Y’a plusieurs choses qui m’ont interpelées :
Déjà, du maïs sec qui ne soit pas du maïs popcorn, c’est quasi introuvable chez nous. Le saviez-vous, tous les maïs ne se valent pas ? (voir ci-dessous)
Ensuite, du maïs blanc, j’en avais jamais vu (le saviez vous, il existe aussi du maïs bleu, rouge ou violet ?). Origine France en plus !

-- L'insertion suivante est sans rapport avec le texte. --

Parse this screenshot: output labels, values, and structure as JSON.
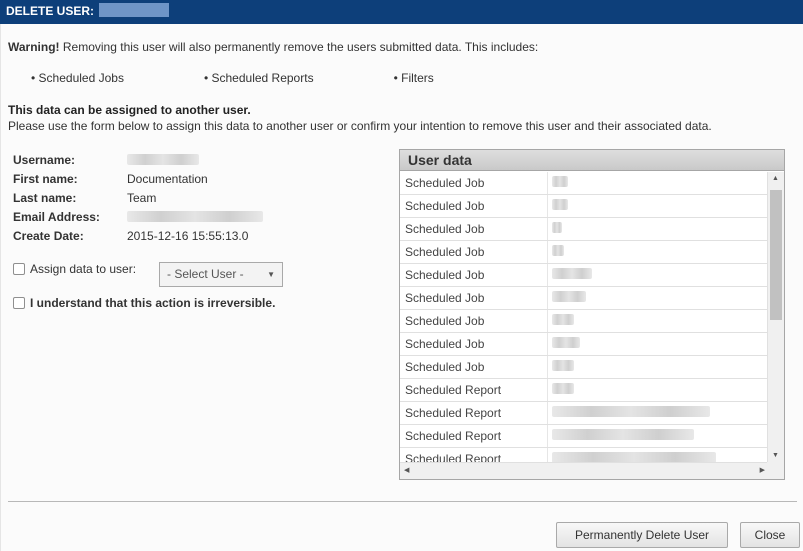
{
  "title": "DELETE USER:",
  "warning": {
    "bold": "Warning!",
    "text": " Removing this user will also permanently remove the users submitted data. This includes:"
  },
  "includes": [
    "Scheduled Jobs",
    "Scheduled Reports",
    "Filters"
  ],
  "assign_heading": "This data can be assigned to another user.",
  "assign_text": "Please use the form below to assign this data to another user or confirm your intention to remove this user and their associated data.",
  "user_info": [
    {
      "label": "Username:",
      "value": ""
    },
    {
      "label": "First name:",
      "value": "Documentation"
    },
    {
      "label": "Last name:",
      "value": "Team"
    },
    {
      "label": "Email Address:",
      "value": ""
    },
    {
      "label": "Create Date:",
      "value": "2015-12-16 15:55:13.0"
    }
  ],
  "assign_label": "Assign data to user:",
  "select_placeholder": "- Select User -",
  "understand_label": "I understand that this action is irreversible.",
  "user_data": {
    "title": "User data",
    "rows": [
      "Scheduled Job",
      "Scheduled Job",
      "Scheduled Job",
      "Scheduled Job",
      "Scheduled Job",
      "Scheduled Job",
      "Scheduled Job",
      "Scheduled Job",
      "Scheduled Job",
      "Scheduled Report",
      "Scheduled Report",
      "Scheduled Report",
      "Scheduled Report"
    ]
  },
  "buttons": {
    "delete": "Permanently Delete User",
    "close": "Close"
  },
  "colors": {
    "titlebar": "#0d3f7a",
    "panel_header": "#d4d4d4"
  }
}
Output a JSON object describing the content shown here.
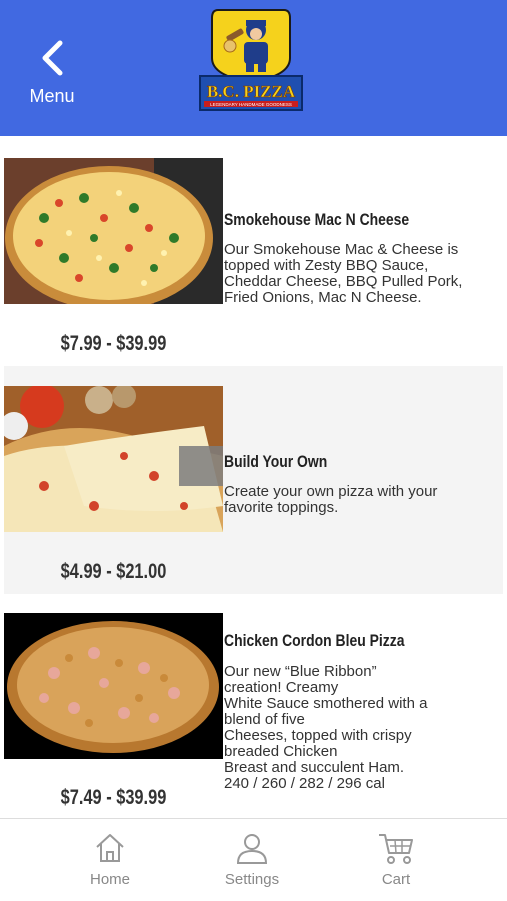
{
  "header": {
    "menu_label": "Menu",
    "logo_text": "B.C. PIZZA",
    "logo_tagline": "LEGENDARY HANDMADE GOODNESS",
    "background": "#4169e1"
  },
  "items": [
    {
      "title": "Smokehouse Mac N Cheese",
      "description": [
        "Our Smokehouse Mac & Cheese is",
        "topped with Zesty BBQ Sauce,",
        "Cheddar Cheese, BBQ Pulled Pork,",
        "Fried Onions, Mac N Cheese."
      ],
      "price": "$7.99 - $39.99",
      "image": "pizza-toppings-photo"
    },
    {
      "title": "Build Your Own",
      "description": [
        "Create your own pizza with your",
        "favorite toppings."
      ],
      "price": "$4.99 - $21.00",
      "image": "cheese-pizza-slice-photo"
    },
    {
      "title": "Chicken Cordon Bleu Pizza",
      "description": [
        "Our new “Blue Ribbon”",
        "creation! Creamy",
        "White Sauce smothered with a",
        "blend of five",
        "Cheeses, topped with crispy",
        "breaded Chicken",
        "Breast and succulent Ham.",
        "240 / 260 / 282 / 296 cal"
      ],
      "price": "$7.49 - $39.99",
      "image": "cordon-bleu-pizza-photo"
    }
  ],
  "tabs": [
    {
      "label": "Home",
      "icon": "home-icon"
    },
    {
      "label": "Settings",
      "icon": "user-icon"
    },
    {
      "label": "Cart",
      "icon": "cart-icon"
    }
  ]
}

Et puis, c’est le mot « hominy » qui m’a interpellée. Normalement, ça désigne du maïs « nixtamalisé », c’est à dire qui a été trempé et cuit dans une solution alcaline (alcalin = le contraire de l’acide), ce qui retire la peau, rend le grain plus nutritif et donne un goût particulier. Je dis « normalement » parce que je ne suis pas 100% sûre que ce maïs là soit nixtamalisé. L’usage a l’air de différer d’un pays à l’autre, et je n’ai pas trouvé comment déterminer avec certitude si du maïs a été nixtamalisé ou non. Le plus simple c’est probablement au goût, mais je suis pas assez experte…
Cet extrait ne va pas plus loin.